Non-hereditary kidney disease

- Acute glomerulonephritis: usually caused by immune response after infection with streptococcus, etc., and has little to do with genetic factors. There is often a history of upper respiratory tract infection or skin infection 1-3 weeks before the onset of the disease. The onset is acute, and the main symptoms are hematuria, proteinuria, edema and hypertension. Most patients can recover after rest and symptomatic treatment, and it is generally not inherited by the next generation.

- Chronic glomerulonephritis: The causes are diverse. It can be caused by a variety of primary glomerular diseases that have not been cured. It may also be related to infection, autoimmunity, environmental factors, etc. Although some patients may have genetic susceptibility, it is not caused by a single genetic factor and is not a hereditary disease. The disease is prolonged and gradually progresses, which can lead to renal damage, but it will not be directly inherited by children.

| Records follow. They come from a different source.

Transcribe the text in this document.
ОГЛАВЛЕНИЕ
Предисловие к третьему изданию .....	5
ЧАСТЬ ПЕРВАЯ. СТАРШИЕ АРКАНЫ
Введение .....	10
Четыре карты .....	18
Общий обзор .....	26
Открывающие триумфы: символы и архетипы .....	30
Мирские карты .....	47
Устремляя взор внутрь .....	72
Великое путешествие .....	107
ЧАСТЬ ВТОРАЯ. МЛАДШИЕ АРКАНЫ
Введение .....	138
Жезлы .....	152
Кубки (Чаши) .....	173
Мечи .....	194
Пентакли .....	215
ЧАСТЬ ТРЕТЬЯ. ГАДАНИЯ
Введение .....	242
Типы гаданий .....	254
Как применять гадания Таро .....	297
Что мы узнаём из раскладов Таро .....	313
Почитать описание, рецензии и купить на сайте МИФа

- Diabetic nephropathy: It is one of the most common microvascular complications of diabetes, mainly caused by long-term high blood sugar causing damage to renal blood vessels and glomeruli. Diabetes itself has a certain genetic tendency, but diabetic nephropathy is a kidney disease caused by the combined action of multiple factors on the basis of diabetes, and is not a simple genetic disease.

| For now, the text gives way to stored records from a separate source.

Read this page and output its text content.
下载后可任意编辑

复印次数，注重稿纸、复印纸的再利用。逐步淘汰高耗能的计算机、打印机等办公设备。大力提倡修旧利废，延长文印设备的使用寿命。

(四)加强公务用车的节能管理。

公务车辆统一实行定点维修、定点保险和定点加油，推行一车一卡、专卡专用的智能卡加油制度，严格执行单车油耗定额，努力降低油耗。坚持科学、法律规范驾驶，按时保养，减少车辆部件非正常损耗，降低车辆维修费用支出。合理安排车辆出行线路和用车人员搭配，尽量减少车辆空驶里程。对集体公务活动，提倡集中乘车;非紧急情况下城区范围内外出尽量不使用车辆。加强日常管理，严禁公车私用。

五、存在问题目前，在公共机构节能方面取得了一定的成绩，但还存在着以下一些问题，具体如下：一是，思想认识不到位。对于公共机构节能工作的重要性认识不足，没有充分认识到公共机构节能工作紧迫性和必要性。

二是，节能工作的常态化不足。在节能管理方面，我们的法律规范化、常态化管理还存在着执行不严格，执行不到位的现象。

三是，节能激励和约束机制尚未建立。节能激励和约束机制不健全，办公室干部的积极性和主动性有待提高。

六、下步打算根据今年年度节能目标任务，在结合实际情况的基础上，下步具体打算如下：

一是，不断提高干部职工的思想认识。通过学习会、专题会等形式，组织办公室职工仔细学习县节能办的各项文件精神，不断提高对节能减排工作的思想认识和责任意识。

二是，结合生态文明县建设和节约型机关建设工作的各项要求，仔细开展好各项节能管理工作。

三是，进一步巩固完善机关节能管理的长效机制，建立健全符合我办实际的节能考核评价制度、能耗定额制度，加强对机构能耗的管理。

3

Understanding the genetic characteristics of kidney disease is of great significance for the prevention, early diagnosis and treatment of the disease. If there is a hereditary kidney disease patient in the family, other family members should undergo relevant examinations regularly for early detection and intervention. As for non-hereditary kidney disease, maintaining a healthy lifestyle, such as a proper diet, moderate exercise, and control of blood sugar and blood pressure, can help prevent its occurrence and development.